Bölüm 8

21K 892 176
                                    

Merhabalar. Yeni bir bölümle karşınızdayım. Diğer bölümlere göre uzun bir bölüm oldu. Bundan sonraki bölümler daha uzun olacak hikayenin akışı gereği. Yorum yapmayı ve bölümü beğendiyseniz yıldıza tıklamayı unutmayın. Ya da sadece emeğimi takdir etmek için de tıklayabilirsiniz :)

Keyifli okumalar.

ELVAN

Bu erkeklerin derdi neydi hiç anlamıyordum. Sabah Kemal kira durumunu öğrenmiş, bizim olduğumuzu tahmin etmiş ve bize dünyayı dar etmişti. Bu kadar gurur yapacak ne vardı. Hayatta birbirimizden başka kimimiz vardı yardım isteyebileceğimiz. En son "Madem kabul etmiyorsun o zaman zor zamanım olursa ben de seni aramam, başkalarından yardım dilenirim!" diye çıkışınca çenesini kapatmıştı. Şimdi de Semih. Onu dün aramama rağmen ancak gece yarısı teşrif etmişti şimdi de sanki çok güzel giden bir ilişkimiz varmış da ben bir anda bitirmek istemişim gibi tavırlar sergiliyordu. Balkonda sigarasının bitmesini beklerken derin bir nefes aldım:

" Semih. Bak zaten işlerin yoğun. Görüşemiyoruz. Ben desen... benim işte. Ben beceremiyorum bu sevgilicilik işlerini."

" Beceremezsin tabi Elvan. Çabalamıyorsun ki. Baştan beri isteyen bendim. Kabul ettin, her şey değişir sen de istersin diye bekleye bekleye bir hal oldum. Elini bile tutmama izin vermiyorsun. Nasıl sevgiliyiz biz anlamadım. Ben tanıştıktan on dakika sonra seviştiğim kızlar biliyorum. Sen güya aylardır sevgiliyiz. Seni öpmeme bile izin vermiyorsun. Ne zaman hamle yapsam geri çekiliyorsun."

" Tamam işte Semih ben de bunu diyorum. Suç benim yani ben beceremiyorum böyle yakınlıkları. Anla beni."

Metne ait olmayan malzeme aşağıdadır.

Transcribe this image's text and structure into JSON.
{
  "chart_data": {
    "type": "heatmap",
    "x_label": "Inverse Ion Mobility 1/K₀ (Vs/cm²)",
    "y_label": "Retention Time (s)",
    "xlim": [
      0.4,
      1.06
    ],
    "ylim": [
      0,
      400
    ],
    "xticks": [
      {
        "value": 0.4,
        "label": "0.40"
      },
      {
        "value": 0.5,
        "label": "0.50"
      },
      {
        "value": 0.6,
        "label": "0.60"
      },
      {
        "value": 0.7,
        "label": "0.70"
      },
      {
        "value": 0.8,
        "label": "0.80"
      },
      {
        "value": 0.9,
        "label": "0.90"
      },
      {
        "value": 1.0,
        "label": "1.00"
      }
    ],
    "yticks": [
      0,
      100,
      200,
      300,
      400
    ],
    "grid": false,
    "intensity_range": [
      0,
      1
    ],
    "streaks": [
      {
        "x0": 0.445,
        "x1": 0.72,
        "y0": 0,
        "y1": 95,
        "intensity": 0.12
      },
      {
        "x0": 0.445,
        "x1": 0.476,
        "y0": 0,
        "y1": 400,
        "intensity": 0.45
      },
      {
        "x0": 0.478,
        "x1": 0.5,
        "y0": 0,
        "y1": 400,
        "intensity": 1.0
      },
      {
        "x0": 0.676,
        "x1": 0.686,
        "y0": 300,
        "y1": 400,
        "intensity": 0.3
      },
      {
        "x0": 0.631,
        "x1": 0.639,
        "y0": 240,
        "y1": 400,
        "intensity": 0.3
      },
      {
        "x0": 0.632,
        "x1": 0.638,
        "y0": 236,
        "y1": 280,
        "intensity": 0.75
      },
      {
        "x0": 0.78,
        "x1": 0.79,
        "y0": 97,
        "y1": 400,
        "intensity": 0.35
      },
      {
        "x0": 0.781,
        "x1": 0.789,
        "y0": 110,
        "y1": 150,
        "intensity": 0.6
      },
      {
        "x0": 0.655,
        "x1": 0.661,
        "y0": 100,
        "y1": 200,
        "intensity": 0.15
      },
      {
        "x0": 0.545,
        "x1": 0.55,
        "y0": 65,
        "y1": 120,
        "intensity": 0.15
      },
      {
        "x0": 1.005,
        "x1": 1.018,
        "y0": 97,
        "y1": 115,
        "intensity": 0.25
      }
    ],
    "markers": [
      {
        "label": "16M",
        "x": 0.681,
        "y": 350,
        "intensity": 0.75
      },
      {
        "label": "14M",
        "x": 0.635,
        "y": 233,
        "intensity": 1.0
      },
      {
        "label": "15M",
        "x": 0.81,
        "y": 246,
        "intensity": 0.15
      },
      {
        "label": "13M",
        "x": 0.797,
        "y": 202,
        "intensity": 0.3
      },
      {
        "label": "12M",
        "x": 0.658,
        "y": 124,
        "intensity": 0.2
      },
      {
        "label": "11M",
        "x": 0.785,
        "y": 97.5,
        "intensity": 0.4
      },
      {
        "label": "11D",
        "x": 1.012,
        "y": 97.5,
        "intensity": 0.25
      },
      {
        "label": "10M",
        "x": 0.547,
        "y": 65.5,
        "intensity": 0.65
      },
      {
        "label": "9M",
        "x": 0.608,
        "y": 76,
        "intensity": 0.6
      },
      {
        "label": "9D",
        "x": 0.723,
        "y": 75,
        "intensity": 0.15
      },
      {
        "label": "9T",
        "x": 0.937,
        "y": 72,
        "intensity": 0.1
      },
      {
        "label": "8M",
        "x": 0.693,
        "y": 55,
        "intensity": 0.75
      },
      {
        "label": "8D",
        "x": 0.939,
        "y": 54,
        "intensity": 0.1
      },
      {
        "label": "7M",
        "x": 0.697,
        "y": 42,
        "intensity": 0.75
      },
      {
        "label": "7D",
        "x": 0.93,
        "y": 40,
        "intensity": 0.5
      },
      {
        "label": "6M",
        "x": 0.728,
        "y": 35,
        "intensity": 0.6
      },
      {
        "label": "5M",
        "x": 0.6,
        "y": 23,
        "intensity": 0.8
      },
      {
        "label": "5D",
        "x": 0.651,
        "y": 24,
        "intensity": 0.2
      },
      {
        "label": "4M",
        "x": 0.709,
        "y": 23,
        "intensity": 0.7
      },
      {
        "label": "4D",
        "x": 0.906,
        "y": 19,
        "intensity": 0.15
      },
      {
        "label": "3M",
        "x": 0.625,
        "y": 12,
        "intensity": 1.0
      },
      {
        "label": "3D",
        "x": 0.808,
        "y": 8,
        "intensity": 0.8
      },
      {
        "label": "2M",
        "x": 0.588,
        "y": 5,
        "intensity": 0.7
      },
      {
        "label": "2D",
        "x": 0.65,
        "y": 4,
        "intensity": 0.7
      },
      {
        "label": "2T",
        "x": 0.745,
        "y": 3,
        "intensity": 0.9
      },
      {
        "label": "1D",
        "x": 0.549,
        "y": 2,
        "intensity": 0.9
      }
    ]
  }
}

Elini yanağıma doğru uzatırken istemsizce arkaya çekildim.

" Gördün mü işte!! Yanağına bile dokunamıyorum."

Kafasını önüne eğdi. Söylenecek bir şey kalmadığını ikimiz de biliyorduk.

" Tamam." Dedi. " Seni daha fazla zorlamayacağım. Ben de çirkin ördek yavrusu değilim. Bir sürü kız var peşimde." Diyerek göz kırptı.

Erkekler.

" Senin gibi bir yakışıklıyı kaçırdığım için oturup birkaç gün ağlamam lazım Semih. Sen git. Beni böyle perişan görmeni istemiyorum." Dedim gülümseyerek.

Kocaman bir kahkaha attı:

" Senin zaten bu yönüne vurulmuştum." Dedi. " Kendine dikkat et, olmaz ama eğer yasalarla başın belaya girerse beni ara." Dedi.

Tüm vücudumdan bir ürperti geçti. Belli etmemeye çalıştım. Semih evden gider gitmez saate aldırmadan Betül' ü aradım.

" Semih' ten ayrıldım."

" Valla mııııı! Kıııız kaçırdın yakışıklı çocuğu, soğuk nevale."

" Böylesi daha iyi." Konuşmama devam edecektim ki, ekranımda gördüğüm isim ile irkildim.

" Betül neyse sonra konuşalım mı? Çok uykum geldi." Diyerek telefonu kapattım ve ekrandaki "Teyzem" yazısına cevap verdim. Benim teyzem yoktu.

"Tarık? Hayırdır bu saatte?"

" Elvan güvenli telefonuna niye bakmıyorsun?!" sinirden çok endişe vardı sesinde.

" Neler oluyor?"

" Birileri seni soruşturmuş bugün mahallende. Hemen çık evden!"